The 3,900 third-party mortgage brokers, who represent 64% of the brokers that The Associates used to do business with, will no longer be on Citigroup's list. The policy changes are in keeping with Citigroup's practice of keeping subprime lending in-house and not relying on mortgage brokers.
The business arrangements with the mortgage brokers were terminated for a variety of reasons including "inadequate or suspended state licenses; failure to bring in regular, quality business; integrity concerns; or failing to acknowledge CitiFinancial's [Citigroup's finance company unit] code of conduct." Some of the brokers on the list had gone out of business so they were eliminated.

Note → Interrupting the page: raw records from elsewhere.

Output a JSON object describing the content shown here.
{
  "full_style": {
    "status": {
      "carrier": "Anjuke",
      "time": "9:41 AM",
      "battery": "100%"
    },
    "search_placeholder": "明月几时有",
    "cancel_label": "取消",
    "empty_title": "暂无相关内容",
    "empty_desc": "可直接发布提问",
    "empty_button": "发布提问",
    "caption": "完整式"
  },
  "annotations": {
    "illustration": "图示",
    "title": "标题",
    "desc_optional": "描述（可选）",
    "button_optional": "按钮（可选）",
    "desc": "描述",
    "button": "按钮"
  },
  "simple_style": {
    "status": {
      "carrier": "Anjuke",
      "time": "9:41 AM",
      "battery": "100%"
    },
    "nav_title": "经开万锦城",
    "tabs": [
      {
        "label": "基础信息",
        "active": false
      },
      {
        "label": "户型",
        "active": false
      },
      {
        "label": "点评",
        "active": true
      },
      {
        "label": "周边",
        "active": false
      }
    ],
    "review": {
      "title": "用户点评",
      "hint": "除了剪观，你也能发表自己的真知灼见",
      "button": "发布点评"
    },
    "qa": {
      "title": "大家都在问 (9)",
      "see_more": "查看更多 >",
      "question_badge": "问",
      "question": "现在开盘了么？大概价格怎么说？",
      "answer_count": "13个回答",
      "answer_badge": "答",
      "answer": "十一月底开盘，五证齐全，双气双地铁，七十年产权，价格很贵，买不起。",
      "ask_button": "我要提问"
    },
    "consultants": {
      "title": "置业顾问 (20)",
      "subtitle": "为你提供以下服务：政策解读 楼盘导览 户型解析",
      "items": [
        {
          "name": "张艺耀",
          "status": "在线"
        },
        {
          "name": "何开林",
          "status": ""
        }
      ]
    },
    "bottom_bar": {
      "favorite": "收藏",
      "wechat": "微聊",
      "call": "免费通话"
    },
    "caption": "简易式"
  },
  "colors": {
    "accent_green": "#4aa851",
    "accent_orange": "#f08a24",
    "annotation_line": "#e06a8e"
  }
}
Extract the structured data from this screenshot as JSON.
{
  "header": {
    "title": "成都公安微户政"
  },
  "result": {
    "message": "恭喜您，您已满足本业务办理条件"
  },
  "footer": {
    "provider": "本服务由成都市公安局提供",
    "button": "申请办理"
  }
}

Subprime lending targets consumers who have tarnished credit history records. Borrowers typically pay higher fees and other costs but the loans are not necessarily predatory. Subprime lending crosses the line into 'predatory lending' when the fees, costs and other loan elements are abusive.
Citigroup has been criticized by consumer groups for their purchase of The Associates, which has long been considered to be one of the nation's worst predatory lenders by community organizations. The Wall Street Journal reported that CitiGroup said it plans to monitor the performance of the remaining correspondents and brokers.